Soon class is over and I rush out before anyone. Eventually, I’m led to deal with the antics of Jason and his friends, not willingly.
“Aurora”, Jason calls, but I don’t stop I continue telling myself he’ll go away. He repeatedly says my name which catches everyone in the hallways attention and again I ignore him. This enrages Jason causing him to walk hurriedly to me and grip my arm as hard as he could.
I wince locking eyes with the new boy who seemed so furious at how I was being man handled.
Soon Jason is leaning in to kiss me and I’m not taking his advances. I wiggle my face around denying him access to my lips angering him more. This causes him to pull my hair a bit, I cry out in pain and someone speaks.
“Let. her. go”, the new boy warns and I want to melt right there. I don’t know how it’s possible, but his voice held so much authority and I could feel it rolling off of him like waves.
Jason laughs wickedly making sure to move his grip from my hair to my wrist making sure it was a death grip like this morning.
“She’s my girlfriend Grayson, I can touch her if I want”, he defends his actions.
That’s his name Grayson I thought to myself pleased with how it sounded.
Bringing myself back to the situation I see how they’re eyes are locked on one another and I’m scared. I see their mouths moving, but I hear no words.
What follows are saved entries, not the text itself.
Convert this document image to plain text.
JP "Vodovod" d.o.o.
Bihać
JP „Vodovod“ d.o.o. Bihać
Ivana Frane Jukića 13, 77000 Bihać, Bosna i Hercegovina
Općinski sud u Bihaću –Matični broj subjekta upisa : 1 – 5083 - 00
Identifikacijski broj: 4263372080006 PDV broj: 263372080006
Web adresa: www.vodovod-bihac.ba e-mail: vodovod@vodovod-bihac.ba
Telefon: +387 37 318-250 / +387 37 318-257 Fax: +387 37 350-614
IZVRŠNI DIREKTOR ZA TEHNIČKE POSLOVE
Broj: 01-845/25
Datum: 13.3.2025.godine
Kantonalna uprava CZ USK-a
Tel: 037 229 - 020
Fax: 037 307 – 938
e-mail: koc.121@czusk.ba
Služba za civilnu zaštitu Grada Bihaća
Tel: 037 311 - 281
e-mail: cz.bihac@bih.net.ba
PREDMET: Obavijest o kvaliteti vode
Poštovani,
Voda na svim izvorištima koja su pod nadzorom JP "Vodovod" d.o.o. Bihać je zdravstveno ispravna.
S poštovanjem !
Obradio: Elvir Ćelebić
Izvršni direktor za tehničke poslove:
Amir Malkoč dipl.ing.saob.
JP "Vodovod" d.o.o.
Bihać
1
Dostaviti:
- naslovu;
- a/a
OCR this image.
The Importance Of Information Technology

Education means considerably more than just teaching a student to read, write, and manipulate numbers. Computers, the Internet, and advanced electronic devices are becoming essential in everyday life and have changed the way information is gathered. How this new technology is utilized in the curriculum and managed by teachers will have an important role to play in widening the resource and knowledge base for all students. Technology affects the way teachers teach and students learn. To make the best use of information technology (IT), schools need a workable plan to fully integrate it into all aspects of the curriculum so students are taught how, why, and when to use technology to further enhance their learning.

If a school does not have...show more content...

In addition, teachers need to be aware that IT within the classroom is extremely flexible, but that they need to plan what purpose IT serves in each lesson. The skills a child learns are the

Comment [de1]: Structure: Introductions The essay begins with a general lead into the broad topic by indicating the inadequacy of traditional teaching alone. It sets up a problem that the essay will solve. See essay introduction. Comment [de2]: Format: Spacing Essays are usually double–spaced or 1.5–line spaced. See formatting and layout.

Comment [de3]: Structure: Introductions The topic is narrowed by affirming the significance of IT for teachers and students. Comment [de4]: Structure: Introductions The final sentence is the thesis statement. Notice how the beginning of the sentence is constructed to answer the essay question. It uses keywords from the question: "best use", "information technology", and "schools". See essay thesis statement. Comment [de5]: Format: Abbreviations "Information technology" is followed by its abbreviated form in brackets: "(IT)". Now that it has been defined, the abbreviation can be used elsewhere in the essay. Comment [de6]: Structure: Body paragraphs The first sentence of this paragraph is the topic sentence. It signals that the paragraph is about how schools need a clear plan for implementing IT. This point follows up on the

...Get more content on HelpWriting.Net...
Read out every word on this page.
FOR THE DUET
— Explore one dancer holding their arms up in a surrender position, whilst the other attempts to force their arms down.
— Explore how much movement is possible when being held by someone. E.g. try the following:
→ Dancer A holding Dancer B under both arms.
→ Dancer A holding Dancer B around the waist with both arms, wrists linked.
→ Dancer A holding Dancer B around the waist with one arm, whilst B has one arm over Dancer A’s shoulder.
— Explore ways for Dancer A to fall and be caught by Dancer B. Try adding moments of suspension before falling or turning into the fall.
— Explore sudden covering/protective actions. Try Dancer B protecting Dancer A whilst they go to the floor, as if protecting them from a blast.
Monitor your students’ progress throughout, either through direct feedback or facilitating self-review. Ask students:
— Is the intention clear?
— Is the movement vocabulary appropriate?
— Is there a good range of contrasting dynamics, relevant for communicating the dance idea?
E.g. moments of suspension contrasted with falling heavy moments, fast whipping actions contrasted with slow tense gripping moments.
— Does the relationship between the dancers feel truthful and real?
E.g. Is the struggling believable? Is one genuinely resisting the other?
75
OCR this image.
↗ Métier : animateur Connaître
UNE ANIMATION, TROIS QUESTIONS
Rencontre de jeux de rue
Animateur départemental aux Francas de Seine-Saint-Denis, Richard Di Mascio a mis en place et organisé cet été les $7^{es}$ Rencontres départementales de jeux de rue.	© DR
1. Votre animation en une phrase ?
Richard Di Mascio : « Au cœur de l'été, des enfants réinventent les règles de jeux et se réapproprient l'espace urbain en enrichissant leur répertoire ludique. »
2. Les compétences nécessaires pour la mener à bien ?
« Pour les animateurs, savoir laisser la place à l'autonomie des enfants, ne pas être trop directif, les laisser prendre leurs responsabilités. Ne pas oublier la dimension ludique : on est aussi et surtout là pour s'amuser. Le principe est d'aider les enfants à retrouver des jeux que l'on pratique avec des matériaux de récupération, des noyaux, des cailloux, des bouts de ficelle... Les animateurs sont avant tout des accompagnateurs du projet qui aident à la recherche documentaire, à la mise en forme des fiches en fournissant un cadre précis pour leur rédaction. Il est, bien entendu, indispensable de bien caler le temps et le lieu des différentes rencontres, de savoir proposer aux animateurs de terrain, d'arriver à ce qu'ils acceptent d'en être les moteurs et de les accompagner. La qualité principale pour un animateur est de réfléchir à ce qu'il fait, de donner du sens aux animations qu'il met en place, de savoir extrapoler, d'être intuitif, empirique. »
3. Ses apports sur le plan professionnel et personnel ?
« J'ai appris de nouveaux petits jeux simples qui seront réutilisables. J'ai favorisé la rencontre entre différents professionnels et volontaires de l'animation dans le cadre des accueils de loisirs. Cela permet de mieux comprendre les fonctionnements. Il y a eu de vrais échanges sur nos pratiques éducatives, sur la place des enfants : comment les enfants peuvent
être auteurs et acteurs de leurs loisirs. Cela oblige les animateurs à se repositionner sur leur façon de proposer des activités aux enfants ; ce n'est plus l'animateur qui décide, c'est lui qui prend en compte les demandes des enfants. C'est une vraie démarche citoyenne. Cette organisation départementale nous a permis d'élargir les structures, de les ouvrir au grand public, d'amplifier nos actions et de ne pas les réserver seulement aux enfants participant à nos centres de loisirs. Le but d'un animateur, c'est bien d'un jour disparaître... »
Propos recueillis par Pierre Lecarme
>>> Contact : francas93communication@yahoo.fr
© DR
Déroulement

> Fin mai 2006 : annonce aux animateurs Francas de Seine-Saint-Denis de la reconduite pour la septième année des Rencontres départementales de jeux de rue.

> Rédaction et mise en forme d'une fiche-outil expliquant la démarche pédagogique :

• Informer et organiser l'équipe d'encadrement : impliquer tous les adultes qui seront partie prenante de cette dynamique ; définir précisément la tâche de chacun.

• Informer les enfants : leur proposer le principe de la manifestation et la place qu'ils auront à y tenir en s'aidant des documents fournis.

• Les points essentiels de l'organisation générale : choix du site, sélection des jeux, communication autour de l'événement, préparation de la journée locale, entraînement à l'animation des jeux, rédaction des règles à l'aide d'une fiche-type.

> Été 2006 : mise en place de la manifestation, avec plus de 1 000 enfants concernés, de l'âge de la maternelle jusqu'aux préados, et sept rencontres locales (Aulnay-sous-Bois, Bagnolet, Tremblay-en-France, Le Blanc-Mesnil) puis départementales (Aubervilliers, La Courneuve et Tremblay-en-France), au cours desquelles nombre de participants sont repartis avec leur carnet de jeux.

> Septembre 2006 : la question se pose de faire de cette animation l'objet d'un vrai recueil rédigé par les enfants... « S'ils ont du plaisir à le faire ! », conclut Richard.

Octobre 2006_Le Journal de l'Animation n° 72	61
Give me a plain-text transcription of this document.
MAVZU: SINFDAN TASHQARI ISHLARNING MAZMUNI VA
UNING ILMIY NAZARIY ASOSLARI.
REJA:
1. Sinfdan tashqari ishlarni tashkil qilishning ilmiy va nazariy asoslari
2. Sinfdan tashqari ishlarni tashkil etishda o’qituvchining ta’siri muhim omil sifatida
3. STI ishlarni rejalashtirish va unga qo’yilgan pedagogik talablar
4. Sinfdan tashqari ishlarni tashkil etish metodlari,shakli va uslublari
Next thing I know, Jason is throwing the first punch and Grayson is on top of him getting him blow after blow.
I felt beyond terrified, but relived Jason let his death grip go on my now slightly bruised wrist.
I rush into the girls room immediately going into a stall, locking it and crying.
A knock sounds lowly echoing the bathroom as if asking for permission to enter, but I’m unable to respond crying harder and harder at each attempt to stop.
When the door opens I shove my head between my knees and wrap my arms around myself trying to comfort myself. I try to hold the tears and crying in hopes they don’t hear me, but it’s no use.